Marinetti, Manifesto
Futurista
O Séc. XX
brindou-nos com um larguíssimo legado de alterações socioculturais, mais ou
menos dinâmicas, que revolucionaram completamente o panorama civilizacional
vigente. Uma renovada abordagem ao meio e desenvolvimento sociais resultou,
sobretudo, num profundo corte com a tendência tradicionalista ocidentalmente
perpetuada, na requalificação de um tipo de arte que caíra no conservadorismo
da sua própria academia, na inversão de um leque de concepções e abordagens
profundamente estabelecidas, etc.
Numa curiosa
associação, o Movimento Futurista 1 decretou a rejeição pura das
perspetivas éticas vigentes, propagando a violência, a guerra e a força das
máquinas como meio de desprezo total da padronização moral. A exaltação dos
desenvolvimentos tecnológicos e da sociedade Moderna é, também aqui, um verdadeiro
elogio da velocidade. Hoje, mais do que nunca, faz sentido considerarmos
que a velocidade e a moralidade (ou a sua anulação), estabelecem
uma interrelação de mútuo condicionamento.
A presente
reflexão trata, fundamentalmente, as relações entre o imobilismo, a mobilidade,
o movimento, a dinâmica de vida, a velocidade das ideias, o aceleramento das
nossas decisões e todas as implicações que este tipo de fenómenos assumem na
capacidade de reflexão ético-moral que desempenhamos sobre as nossas ações. O
que significa, contemporaneamente, agir eticamente? Podem o lato conceito de verdade,
e, consequentemente, as verdades particularizadas, os valores morais que
tomamos como padrão para a nossa ação, ser definidos consoante um tipo
particular de velocidade? De que modo o imediatismo
vigorante nas nossas relações sociais acentua a tendência para uma instantaneidade
(reação) irrefletida e será que uma ação irrefletida, automatizada, tem
necessariamente de ser menos moral do que uma ação sobre a qual se
efetue uma reflexão mais ponderada?
Partimos,
pragmaticamente, de três axiomas fundamentais apontados por Sloterdijk em A
Mobilização Infinita: (1) Movemo-nos a nós próprios num mundo que se move a
si próprio; (2) Os movimentos próprios do Mundo incluem e atropelam os nossos
movimentos particulares; (3) Naquilo a que chamamos Modernidade, os
movimentos próprios do Mundo provêm dos nossos próprios movimentos, que cada
vez mais se adicionam ao movimento mundial.
A relação
individual que temos para com o mundo 2 assume, afirmo, um vínculo
mecanicista, quase-viciado. O Mundo evolui e desenvolve-se por força do avanço
e progresso dos agentes particulares que o constituem. Deste modo, o
desenvolvimento corrente é fruto do dinamismo de ação de seres particulares.
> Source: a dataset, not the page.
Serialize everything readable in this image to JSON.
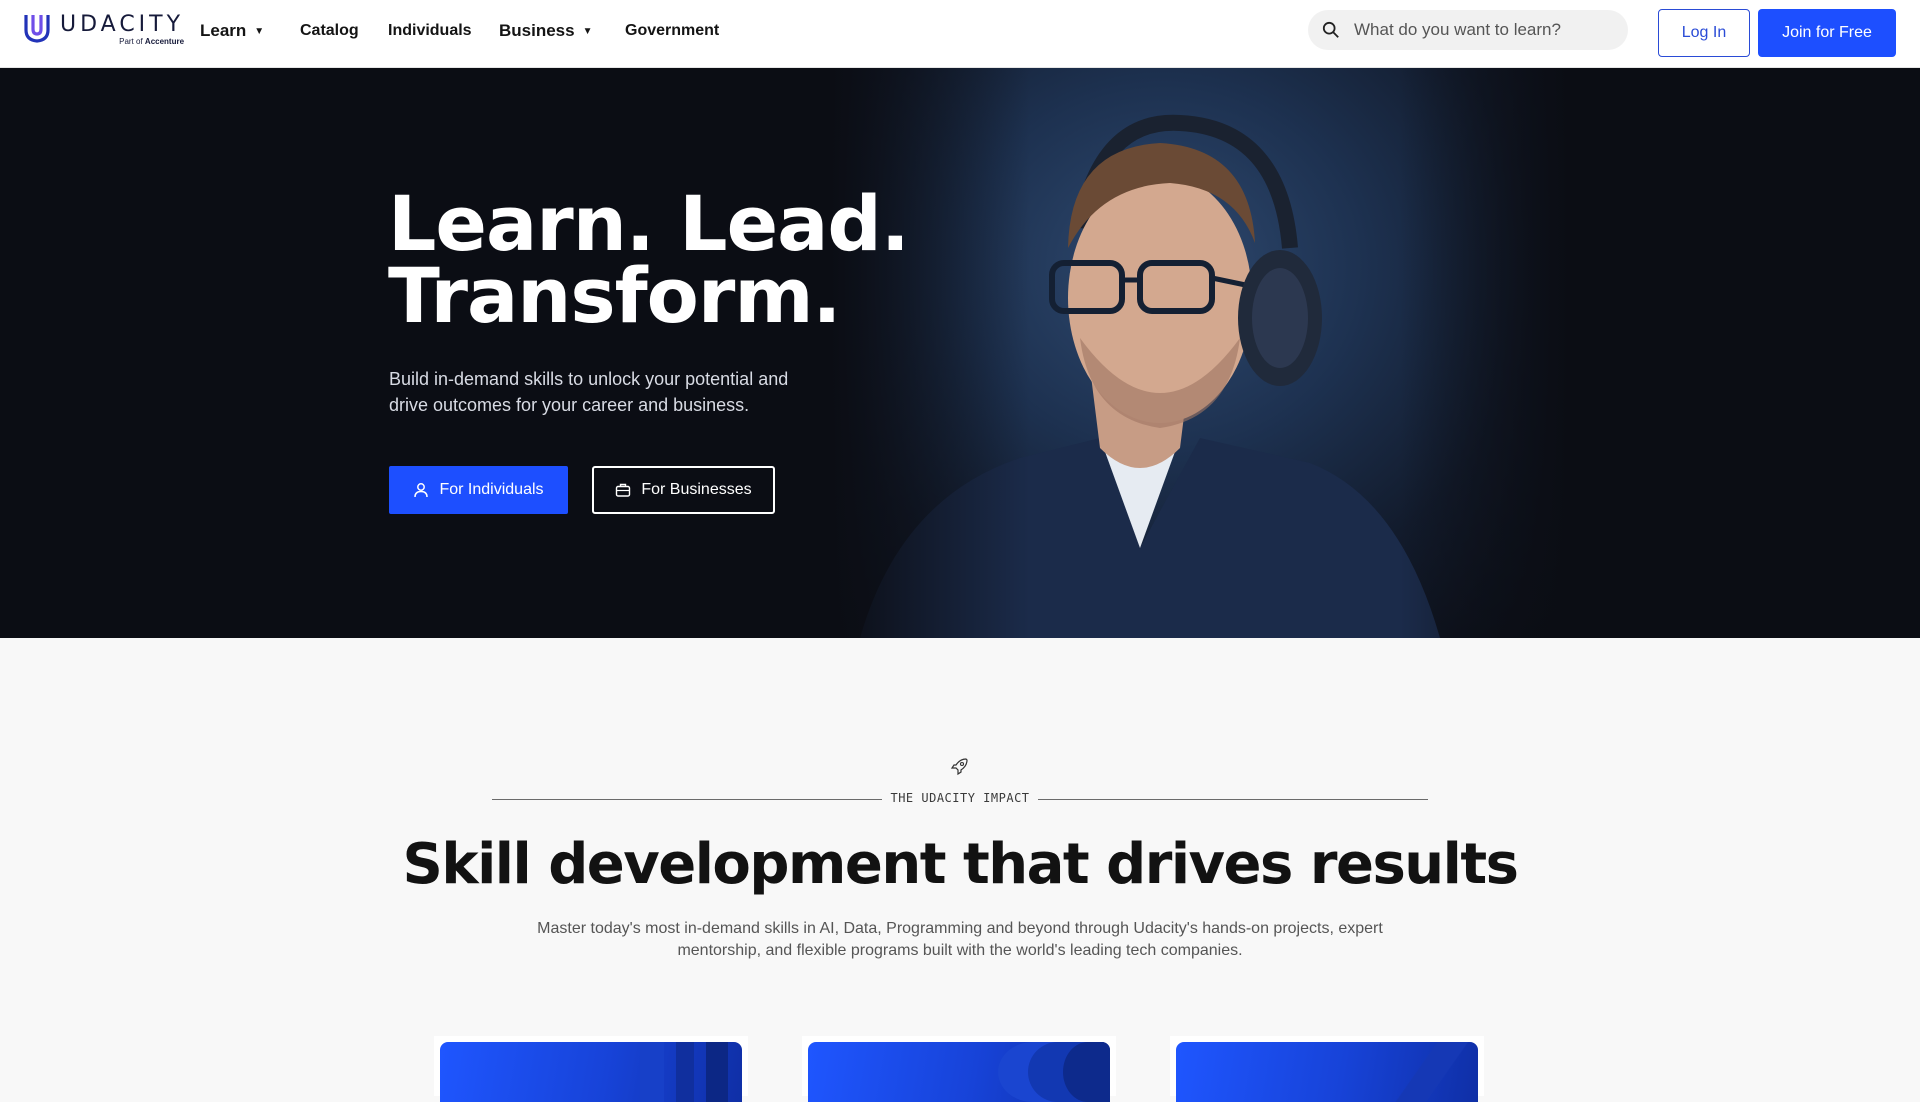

O
que paradoxalmente se aponta, é que o avanço dos agentes individuais que
decretam o avanço do Mundo como todo, surge em consequência direta da modelação
que o Mundo impõe aos agentes que lhe dão movimento 3. Assim, o progresso,
este paradoxal avanço do Mundo, atropela quem o constitui. O que é certo, é que
o Mundo não espera que atravessemos a sua passadeira, não para em sinais
vermelhos. Muito pelo contrário, avança cada vez mais rapidamente.
Conseguiremos nós acompanhar o veloz progresso do espaço em que nos inserimos?
Os contextos
particulares que experienciamos, o espaço e o tempo praticados e as influências
externas de todas as ordens, assumem-se como definidores centrais da nossa
capacidade de reflexão sobre as ações que realizamos. Limitar a ação é limitar
o tempo ofertado ao agente de ação para que este considere o real
significado e consequências práticas do ato que efetiva. Não é, forçosamente,
impedir ação X de ser realizada. As formas de intervenção humana na realidade
vêm sendo cada vez mais direcionadas para o fazer e menos para o agir.
Fazer é uma forma involuntária e automática de ação; Agir é uma
forma voluntária de
ação, requerendo a consciência dos objetivos válidos de determinado sujeito que
atribui certo fundamento ao ato que efetiva. A tendência para o fazer ganhou
uma consciência própria, uma urgência caraterística que se alinha com a
dinâmica social em que nos vemos inseridos, relaciona-se diretamente com a
pressa da inscrição do ato na realidade experienciada.
Vivenciar um
contexto impresivelmente mutável, em que a dinâmica de ação individual cada vez
mais se vê relacionada com as possibilidades de ação-no-espaço, resulta
necessariamente na protocolação indireta da capacidade de reflexão sobre o agir.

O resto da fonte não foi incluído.